Foto: Jane de Araújo/Agência Senado
A senadora Daniella Ribeiro (PP) relatou, na manhã desta sexta-feira (10), durante um seminário promovido no Tribunal de Justiça da Paraíba (TJPB) ter sofrido violência contra a mulher.
Diante de desembargadores, juízes e até ministros do Superior Tribunal de Justiça (STJ), a parlamentar — coordenadora nacional do Programa Antes que Aconteça — descreveu a violência que sofreu no período em que esteve casada com um juiz paraibano.
Apesar de não mencionar o nome do magistrado, Daniella desabafou sobre os momentos em que foi vítima.
“Desembargador Leandro [dos Santos], enquanto o senhor estava no seu apartamento, que é o mesmo prédio que eu, eu muitas vezes estava debaixo de um travesseiro sendo sufocada. E a pessoa que fazia isso, do lado de fora, era um mestre em ser socialmente agradável”, disse, prosseguindo.

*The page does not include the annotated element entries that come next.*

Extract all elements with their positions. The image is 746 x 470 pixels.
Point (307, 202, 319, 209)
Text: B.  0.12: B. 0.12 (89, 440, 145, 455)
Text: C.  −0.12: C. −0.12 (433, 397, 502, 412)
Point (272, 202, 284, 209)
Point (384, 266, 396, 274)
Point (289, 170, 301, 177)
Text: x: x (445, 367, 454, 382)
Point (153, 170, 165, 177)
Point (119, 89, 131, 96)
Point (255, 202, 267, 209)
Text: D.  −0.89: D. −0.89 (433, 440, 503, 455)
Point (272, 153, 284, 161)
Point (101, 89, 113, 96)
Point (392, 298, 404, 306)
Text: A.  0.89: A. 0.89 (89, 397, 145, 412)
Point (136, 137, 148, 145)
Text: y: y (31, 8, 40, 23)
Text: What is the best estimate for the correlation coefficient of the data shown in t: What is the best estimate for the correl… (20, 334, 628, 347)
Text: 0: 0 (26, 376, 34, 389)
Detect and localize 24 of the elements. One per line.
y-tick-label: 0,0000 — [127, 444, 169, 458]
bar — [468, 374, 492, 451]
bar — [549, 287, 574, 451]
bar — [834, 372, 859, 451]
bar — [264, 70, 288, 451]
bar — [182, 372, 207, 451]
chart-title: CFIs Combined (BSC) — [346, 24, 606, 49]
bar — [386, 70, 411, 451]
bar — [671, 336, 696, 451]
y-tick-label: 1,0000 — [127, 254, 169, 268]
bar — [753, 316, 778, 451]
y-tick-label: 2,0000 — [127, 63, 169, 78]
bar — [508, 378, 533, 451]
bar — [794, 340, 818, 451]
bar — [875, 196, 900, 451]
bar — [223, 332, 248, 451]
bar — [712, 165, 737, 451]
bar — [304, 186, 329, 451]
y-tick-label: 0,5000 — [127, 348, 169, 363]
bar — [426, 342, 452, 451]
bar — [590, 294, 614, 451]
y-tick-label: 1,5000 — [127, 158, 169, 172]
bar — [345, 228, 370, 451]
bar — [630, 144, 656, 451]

“Mas, por que você continuava? Eu vou dizer porque. Porque o abusador, ele faz o seguinte, primeiro ele consegue fazer com que você acredite que tudo é culpa sua. Ele consegue num dia te colocar dentro do carro e diz vou matar eu e você porque você conversou dois minutos a mais com fulano de tal e eu vi que ele olhou para você e você olhou para ele. Acusações que você começa a pesar se está ficando louca”.
Daniella também contou que foi forçada a fazer uma tatuagem com a assinatura do ex-companheiro para conseguir viajar com as amigas. Após o divórcio, o nome foi coberto com o desenho de uma flor.
No discurso, Daniella Ribeiro afirmou ainda que o juiz se afastou da magistratura quando ela concorreu à Prefeitura de Campina Grande para ser seu coordenador de campanha, em 2012. Com isso, ele passou, segundo a senadora, a controlar quem se aproximava dela, inclusive familiares.
“Quando chegou em Campina, para ser coordenador, ele escolhia quem chegava perto ou não, e ele afastou até meu pai [de mim]. Meu pai ligava par meu irmão [Aguinaldo Ribeiro], triste porque eu estava aceitando. Na realidade, eu estava administrando”, relembrou.